Prior depositions of Beavers were introduced on the motion for summary judgment. These depositions were taken in the Harris County, Texas suit against Central for property damages to his car and for medical payments. In these depositions Beavers denied that he had made the statement attributed to him by plaintiff, that he ought to kill her. At the trial in the instant case, Beavers again denied the statement. At the trial of the instant case, plaintiff stated she could not remember the previous statements she had made; that since the accident she was very nervous and under the care of physicians.

The trial judge concluded Beavers had made the statement "I ought to run into that car and kill you."

*331 Counsel for defendant, Central Mutual, states that the policy in the instant case was issued in Texas to a Texas resident, and, accordingly, the laws of that state should govern the instant case. As a basis for denying recovery, he cites the cases of County Gas Co. v. General Accident Fire & Life Assurance Corporation, 56 S.W.2d 1088, (Court of Civil Appeals of Texas, 1933), and Travelers Insurance Company v. Reed Company, 135 S.W.2d 611, (Court of Civil Appeals of Texas, 1939). It is unnecessary for us to consider whether the Texas law governs since we find that the above cited cases are distinguishable from the instant case.

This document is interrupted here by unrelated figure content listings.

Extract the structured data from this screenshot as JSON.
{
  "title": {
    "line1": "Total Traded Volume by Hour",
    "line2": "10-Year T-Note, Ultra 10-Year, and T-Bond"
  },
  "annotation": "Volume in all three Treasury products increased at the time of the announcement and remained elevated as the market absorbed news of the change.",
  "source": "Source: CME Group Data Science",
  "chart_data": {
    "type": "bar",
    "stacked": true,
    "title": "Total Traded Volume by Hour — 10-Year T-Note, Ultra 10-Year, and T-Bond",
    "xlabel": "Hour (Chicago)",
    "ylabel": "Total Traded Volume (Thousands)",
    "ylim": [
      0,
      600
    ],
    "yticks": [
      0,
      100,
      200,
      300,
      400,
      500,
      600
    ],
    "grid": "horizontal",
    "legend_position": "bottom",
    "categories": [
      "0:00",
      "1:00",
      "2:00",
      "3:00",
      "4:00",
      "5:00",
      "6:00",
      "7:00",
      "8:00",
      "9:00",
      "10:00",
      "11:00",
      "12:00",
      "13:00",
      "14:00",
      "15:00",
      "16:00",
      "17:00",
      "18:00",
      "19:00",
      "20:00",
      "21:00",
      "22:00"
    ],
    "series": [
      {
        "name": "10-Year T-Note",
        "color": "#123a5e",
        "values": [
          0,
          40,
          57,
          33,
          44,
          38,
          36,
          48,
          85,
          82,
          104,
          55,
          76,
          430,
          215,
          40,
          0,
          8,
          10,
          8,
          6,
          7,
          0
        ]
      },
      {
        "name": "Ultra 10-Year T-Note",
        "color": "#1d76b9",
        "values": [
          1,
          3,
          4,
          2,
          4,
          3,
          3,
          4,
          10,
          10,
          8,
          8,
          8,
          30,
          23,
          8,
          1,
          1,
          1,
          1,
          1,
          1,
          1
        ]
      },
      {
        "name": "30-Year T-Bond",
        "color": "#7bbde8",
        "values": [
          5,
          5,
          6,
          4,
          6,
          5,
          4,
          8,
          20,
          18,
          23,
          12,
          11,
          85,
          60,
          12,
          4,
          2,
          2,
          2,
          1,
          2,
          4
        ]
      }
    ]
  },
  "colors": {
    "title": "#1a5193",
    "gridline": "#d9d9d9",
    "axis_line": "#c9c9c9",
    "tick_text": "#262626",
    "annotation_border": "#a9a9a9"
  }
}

The defense of Central Mutual is a very technical one, and the general rule is that insurance policies are for the benefit of the public generally rather than for the protection of the insurer and the insured.

The defense of Central is also a special one and an affirmative one. Under the provisions of LSA-C.C.P. Article 1005, it must be established by a preponderance of the evidence.

We only have the statement of plaintiff that Beavers said to her, "I ought to run into that car and kill you."

It is difficult for this Court to conceive that Beavers intended to do bodily harm to himself, for if he wanted to kill plaintiff, he would necessarily risk his own life. It is human instinct to preserve one's life.